Nach dem Krieg dauerte es noch vier Jahre, bis die ersten Coca-Cola-Lieferwagen wieder vom Essener Fabrikgelände rollen – dafür gab es dann aber auch im Oktober 1949 extra Plakate: »Coca-Cola ist wieder da!« verkündeten sie. Max Keith sorgte mit dem ihm eigenen Elan und seiner Überzeugungskraft dafür, dass es bald mehr Abfüllfabriken und Konzessionäre gab als zuvor. 1954 hatte er es geschafft: Die Produktion in Deutschland brummte wieder wie vor dem Krieg.
Ein Symbol für die Freiheit
Zu den Konzessionären zählten viele kleine Familienunternehmen. In Spitzenzeiten trafen sich zur jährlichen Konferenz in Essen Vertreter von 126 verschiedenen Gesellschaften aus ganz Deutschland. Zu diesen Gesellschaftern gehörte beispielsweise auch Max Schmeling. Er wurde 1957 Konzessionär, als er nach seinem Karriereende als Boxer eine Abfüllungsfirma in Hamburg übernommen hatte. Unsere fiktive Fichthoff & Co. KG in Greventrop ist ein zwar konstruiertes, aber typisches Beispiel für das international gültige Konzessionärssystem von The Coca-Cola Company. Diese Kleinteiligkeit war so gewollt. Schließlich sollte Coca-Cola nie mehr als eine Armeslänge von den Konsumenten entfernt sein. Und dank der vielen Konzessionäre gab es in Deutschland quasi flächendeckend Betriebe, die Coca-Cola herstellten und es in die Läden und Gastwirtschaften brachten.
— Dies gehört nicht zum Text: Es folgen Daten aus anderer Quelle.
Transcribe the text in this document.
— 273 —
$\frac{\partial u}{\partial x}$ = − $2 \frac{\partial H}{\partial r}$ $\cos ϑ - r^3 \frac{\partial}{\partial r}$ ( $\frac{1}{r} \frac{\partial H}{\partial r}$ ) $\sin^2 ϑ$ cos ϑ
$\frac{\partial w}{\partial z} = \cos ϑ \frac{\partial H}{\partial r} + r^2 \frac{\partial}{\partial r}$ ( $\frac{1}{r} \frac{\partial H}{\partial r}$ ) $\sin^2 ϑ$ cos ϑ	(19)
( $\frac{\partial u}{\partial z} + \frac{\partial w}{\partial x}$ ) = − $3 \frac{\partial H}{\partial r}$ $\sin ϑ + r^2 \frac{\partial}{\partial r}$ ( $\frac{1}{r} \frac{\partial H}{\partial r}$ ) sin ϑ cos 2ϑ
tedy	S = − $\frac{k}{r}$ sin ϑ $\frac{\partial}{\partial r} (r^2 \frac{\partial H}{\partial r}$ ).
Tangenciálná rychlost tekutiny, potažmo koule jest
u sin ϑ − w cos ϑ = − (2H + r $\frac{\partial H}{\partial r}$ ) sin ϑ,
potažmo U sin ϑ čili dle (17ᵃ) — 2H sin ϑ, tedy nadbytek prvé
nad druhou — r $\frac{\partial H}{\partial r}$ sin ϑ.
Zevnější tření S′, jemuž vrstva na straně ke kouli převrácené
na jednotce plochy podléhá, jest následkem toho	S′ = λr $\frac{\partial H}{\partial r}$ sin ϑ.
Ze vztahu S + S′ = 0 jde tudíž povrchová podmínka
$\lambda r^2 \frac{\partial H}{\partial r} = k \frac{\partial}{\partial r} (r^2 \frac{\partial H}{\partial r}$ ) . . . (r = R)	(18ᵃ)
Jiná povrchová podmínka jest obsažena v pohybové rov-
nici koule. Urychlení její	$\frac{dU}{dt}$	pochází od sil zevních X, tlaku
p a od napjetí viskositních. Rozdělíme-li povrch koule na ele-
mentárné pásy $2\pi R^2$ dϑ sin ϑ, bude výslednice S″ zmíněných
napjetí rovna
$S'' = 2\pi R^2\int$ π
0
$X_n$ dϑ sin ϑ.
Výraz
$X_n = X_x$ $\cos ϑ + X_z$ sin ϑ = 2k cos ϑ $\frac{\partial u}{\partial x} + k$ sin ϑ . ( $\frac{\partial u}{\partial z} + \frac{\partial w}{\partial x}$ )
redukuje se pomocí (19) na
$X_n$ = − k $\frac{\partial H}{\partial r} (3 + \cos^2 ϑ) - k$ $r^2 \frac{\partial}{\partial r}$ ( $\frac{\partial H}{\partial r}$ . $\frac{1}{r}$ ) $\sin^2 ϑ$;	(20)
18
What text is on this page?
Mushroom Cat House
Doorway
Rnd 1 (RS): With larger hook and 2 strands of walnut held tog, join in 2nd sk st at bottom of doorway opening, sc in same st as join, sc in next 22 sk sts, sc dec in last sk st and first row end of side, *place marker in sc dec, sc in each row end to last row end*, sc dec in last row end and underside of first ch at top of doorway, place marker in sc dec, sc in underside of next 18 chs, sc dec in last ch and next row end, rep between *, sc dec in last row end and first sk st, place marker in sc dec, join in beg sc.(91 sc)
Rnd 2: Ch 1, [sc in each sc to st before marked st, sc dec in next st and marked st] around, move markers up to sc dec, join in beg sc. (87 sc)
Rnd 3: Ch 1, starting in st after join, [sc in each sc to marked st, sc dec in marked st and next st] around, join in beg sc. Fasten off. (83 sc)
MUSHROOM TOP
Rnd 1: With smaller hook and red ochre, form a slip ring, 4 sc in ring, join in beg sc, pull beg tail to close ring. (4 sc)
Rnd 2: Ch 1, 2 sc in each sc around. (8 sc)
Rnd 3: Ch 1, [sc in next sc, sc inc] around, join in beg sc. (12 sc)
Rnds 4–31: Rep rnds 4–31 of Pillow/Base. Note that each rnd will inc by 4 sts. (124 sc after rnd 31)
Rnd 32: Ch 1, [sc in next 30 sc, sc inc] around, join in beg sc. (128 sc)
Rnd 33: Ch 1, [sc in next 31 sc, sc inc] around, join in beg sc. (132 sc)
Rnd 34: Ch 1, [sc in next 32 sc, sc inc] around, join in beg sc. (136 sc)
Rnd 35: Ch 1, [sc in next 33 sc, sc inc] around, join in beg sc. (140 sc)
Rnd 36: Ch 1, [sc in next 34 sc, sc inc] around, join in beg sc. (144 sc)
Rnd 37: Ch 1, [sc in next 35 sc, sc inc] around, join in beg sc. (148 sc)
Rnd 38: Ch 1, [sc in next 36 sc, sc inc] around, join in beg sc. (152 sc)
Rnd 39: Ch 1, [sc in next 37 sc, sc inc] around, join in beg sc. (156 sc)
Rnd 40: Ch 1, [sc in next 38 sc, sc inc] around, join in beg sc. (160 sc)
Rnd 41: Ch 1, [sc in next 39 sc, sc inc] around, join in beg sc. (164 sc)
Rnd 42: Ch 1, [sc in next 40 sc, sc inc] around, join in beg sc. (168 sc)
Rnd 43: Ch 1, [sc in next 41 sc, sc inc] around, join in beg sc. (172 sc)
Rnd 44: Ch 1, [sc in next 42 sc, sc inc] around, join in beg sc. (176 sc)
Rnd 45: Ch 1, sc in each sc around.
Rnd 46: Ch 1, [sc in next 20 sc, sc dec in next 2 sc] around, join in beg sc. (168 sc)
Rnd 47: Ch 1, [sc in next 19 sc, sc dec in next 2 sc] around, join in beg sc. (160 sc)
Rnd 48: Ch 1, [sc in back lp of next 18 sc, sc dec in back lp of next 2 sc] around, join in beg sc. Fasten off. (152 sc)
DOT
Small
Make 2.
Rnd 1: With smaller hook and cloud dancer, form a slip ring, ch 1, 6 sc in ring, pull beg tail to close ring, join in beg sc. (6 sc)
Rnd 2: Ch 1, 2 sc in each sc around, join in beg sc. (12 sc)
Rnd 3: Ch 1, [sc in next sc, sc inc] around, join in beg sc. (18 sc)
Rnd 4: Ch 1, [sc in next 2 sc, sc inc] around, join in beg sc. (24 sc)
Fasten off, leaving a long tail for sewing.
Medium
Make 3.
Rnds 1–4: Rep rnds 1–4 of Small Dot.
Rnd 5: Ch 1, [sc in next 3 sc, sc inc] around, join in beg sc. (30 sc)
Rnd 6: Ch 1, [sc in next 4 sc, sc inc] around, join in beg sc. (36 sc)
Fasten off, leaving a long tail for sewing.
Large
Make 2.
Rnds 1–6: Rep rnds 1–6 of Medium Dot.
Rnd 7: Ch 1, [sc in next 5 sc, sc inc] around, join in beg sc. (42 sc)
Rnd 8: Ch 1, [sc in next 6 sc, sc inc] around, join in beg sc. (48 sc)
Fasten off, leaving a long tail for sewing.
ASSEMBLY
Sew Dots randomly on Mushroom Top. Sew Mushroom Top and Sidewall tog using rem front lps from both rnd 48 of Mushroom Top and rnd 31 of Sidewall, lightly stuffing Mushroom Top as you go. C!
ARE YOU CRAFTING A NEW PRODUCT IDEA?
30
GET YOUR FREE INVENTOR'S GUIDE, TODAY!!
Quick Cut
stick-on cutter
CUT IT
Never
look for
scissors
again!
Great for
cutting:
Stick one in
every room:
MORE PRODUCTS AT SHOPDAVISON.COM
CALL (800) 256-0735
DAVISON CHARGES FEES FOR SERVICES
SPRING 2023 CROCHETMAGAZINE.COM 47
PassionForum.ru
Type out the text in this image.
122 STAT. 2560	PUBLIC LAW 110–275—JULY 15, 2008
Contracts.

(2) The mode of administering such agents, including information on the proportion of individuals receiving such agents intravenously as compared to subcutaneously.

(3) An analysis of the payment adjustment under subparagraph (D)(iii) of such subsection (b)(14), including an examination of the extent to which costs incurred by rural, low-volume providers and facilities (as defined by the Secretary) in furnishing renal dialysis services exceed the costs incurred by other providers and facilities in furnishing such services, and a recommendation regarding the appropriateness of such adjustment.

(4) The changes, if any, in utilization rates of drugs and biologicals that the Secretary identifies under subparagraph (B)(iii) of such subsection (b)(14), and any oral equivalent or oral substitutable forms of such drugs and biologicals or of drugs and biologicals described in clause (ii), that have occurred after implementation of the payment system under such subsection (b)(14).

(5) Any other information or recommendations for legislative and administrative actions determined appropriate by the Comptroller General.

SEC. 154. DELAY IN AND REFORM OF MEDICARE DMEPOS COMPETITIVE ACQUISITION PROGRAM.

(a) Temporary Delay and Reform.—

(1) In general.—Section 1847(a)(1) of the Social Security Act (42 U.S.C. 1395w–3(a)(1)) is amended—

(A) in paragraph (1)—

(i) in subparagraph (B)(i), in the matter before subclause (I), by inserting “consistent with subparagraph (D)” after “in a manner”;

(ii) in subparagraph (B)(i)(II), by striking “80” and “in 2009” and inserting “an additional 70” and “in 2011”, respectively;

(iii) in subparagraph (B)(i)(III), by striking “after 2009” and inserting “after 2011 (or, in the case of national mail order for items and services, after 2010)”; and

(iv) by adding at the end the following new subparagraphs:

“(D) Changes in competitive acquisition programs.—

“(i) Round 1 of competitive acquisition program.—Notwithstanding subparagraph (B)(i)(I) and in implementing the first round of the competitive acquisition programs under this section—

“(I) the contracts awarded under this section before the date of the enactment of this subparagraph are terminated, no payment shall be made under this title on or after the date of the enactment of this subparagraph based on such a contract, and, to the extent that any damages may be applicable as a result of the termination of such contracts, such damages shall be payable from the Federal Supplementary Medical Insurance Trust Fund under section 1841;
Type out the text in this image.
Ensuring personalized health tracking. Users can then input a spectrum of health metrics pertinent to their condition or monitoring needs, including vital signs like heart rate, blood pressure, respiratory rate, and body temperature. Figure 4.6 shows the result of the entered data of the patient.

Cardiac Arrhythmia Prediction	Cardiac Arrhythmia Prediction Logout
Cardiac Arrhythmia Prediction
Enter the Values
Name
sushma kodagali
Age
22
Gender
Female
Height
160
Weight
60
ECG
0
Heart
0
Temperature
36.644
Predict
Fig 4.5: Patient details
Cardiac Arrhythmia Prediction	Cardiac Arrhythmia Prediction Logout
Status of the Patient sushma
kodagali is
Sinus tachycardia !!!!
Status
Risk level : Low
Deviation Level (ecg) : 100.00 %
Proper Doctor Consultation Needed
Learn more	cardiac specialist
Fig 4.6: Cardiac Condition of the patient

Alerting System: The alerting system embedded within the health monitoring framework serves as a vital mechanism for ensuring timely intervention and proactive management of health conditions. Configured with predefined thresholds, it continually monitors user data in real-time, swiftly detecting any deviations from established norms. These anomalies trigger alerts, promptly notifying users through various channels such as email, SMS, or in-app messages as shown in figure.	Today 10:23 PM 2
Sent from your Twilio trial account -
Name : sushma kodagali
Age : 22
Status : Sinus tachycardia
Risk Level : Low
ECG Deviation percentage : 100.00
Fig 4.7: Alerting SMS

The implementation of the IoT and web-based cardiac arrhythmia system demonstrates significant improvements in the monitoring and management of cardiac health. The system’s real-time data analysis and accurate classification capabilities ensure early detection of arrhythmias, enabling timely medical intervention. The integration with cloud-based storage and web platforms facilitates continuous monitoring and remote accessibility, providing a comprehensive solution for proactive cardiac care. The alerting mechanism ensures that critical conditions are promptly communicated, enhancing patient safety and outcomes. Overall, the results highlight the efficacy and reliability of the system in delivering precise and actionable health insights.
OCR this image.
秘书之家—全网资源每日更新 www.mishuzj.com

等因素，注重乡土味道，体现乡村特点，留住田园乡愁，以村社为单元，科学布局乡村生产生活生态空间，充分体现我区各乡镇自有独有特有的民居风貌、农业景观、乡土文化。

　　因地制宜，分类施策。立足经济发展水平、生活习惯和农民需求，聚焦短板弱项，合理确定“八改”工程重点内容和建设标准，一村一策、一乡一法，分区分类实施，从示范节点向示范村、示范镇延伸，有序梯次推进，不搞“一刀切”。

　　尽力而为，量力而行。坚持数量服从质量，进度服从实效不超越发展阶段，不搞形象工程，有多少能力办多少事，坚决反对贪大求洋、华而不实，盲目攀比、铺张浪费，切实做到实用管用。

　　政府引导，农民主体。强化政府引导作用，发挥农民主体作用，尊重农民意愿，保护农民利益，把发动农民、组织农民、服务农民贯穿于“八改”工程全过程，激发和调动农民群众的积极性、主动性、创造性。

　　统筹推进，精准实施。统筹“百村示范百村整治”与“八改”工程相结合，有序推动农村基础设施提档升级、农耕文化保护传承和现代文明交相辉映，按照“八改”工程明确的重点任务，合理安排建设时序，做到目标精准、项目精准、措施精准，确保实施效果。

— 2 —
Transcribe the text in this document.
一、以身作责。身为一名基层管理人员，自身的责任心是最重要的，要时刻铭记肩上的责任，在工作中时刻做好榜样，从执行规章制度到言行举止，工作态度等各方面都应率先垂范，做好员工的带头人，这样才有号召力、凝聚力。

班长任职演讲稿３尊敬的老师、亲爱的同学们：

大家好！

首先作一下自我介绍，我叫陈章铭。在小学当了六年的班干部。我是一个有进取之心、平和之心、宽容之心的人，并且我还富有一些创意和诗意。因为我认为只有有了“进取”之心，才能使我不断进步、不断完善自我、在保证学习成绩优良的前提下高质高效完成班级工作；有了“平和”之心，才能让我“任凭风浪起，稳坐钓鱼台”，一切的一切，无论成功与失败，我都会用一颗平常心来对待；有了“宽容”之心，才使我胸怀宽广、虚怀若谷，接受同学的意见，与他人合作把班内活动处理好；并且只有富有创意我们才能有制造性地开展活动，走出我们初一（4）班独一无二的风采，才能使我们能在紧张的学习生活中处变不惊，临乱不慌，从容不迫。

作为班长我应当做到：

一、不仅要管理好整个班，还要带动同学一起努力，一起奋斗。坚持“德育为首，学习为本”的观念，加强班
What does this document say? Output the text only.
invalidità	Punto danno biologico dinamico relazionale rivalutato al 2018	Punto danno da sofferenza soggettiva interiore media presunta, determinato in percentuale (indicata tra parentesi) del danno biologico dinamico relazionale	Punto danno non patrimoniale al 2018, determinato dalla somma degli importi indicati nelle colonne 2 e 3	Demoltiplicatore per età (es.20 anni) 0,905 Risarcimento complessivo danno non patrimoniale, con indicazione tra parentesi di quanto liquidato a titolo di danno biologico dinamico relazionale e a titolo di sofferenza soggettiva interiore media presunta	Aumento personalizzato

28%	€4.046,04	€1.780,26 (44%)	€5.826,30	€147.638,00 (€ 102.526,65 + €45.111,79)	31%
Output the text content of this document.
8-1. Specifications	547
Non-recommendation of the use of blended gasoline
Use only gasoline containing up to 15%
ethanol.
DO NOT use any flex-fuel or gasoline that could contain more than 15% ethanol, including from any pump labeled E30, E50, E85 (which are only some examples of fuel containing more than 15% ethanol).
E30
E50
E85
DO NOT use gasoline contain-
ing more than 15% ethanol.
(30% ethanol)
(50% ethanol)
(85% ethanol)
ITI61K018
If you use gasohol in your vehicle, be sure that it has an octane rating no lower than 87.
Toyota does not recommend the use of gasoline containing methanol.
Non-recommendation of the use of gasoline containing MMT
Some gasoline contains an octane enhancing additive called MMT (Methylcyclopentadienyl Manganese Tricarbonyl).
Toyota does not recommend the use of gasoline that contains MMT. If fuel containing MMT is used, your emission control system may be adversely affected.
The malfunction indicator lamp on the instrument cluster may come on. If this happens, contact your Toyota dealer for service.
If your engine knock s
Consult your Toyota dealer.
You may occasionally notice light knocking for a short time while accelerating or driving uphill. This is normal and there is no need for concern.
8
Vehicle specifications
Die Fünfzigerjahre – es war die Zeit des Wirtschaftswunders. Nach den Schrecken des Zweiten Weltkriegs und dem Elend der Nachkriegszeit entwickelte sich ein Wirtschaftsboom und daraus resultierend ein neues Selbstbewusstsein in der Bevölkerung – gepaart mit neu entdeckter Lebenslust und Konsumfreude. Bis 1960 stiegen die Investitionen in der Bundesrepublik um 120 Prozent, das Bruttosozialprodukt um 80 Prozent. Deutschland fand den Weg zurück in die Völkergemeinschaft. Der Wiederaufbau ging in einem atemberaubenden Tempo vor sich und übertraf selbst die Erwartungen von Experten – die damit gerechnet hatten, dass der Aufbau der zerstörten Städte 40 bis 50 Jahre dauern würde. Schon 1954 war der Wohnungsbestand in der Bundesrepublik wieder genauso hoch wie vor Kriegsausbruch. Am 5. August lief der millionste VW Käfer vom Band. Vielleicht geriet kein anderes Produkt zu einem so starken Symbol für das Wirtschaftswunder wie dieses kleine Auto. Für wie viele Menschen war er das erste eigene Auto, mit dem sie in den Fünfzigerjahren das erste Mal über die Alpen in ihr Sehnsuchtsland Italien fuhren!
»Mach mal Pause – trink Coca-Cola« – mit diesem Slogan traf Coca-Cola damals sicherlich mitten ins Herz der deutschen Arbeitsgesellschaft. Auch das Erfrischungsgetränk mauserte sich zu einem wichtigen Symbol für das Wirtschaftswunder, überhaupt für einen westlichen Lebensstil. Sichtbare Zeichen dieses Aufstiegs: Neuentwicklungen wie Kühlautomaten für die Cola-Flaschen, Thekenzapfgeräte, neue Flaschengrößen – und die Dose. Dieser Aufstieg ist sicherlich auch ein Verdienst des starken Marketings von Coca-Cola. Schon Asa Criggs Candler hatte erkannt, welche wichtige Rolle die Vermarktung für den Erfolg eines Produkts spielt, und investierte bereits 1912 eine Million US-Dollar ins Marketing. Ob in Fernseh- oder Kinospots, mit seinen Weihnachtstrucks oder durch die unzähligen Streuartikel – Coca-Cola betreibt schon seit Jahrzehnten ein außergewöhnliches Marketing, über das es seine Kunden und Fans auf unterschiedlichen Ebenen erreicht.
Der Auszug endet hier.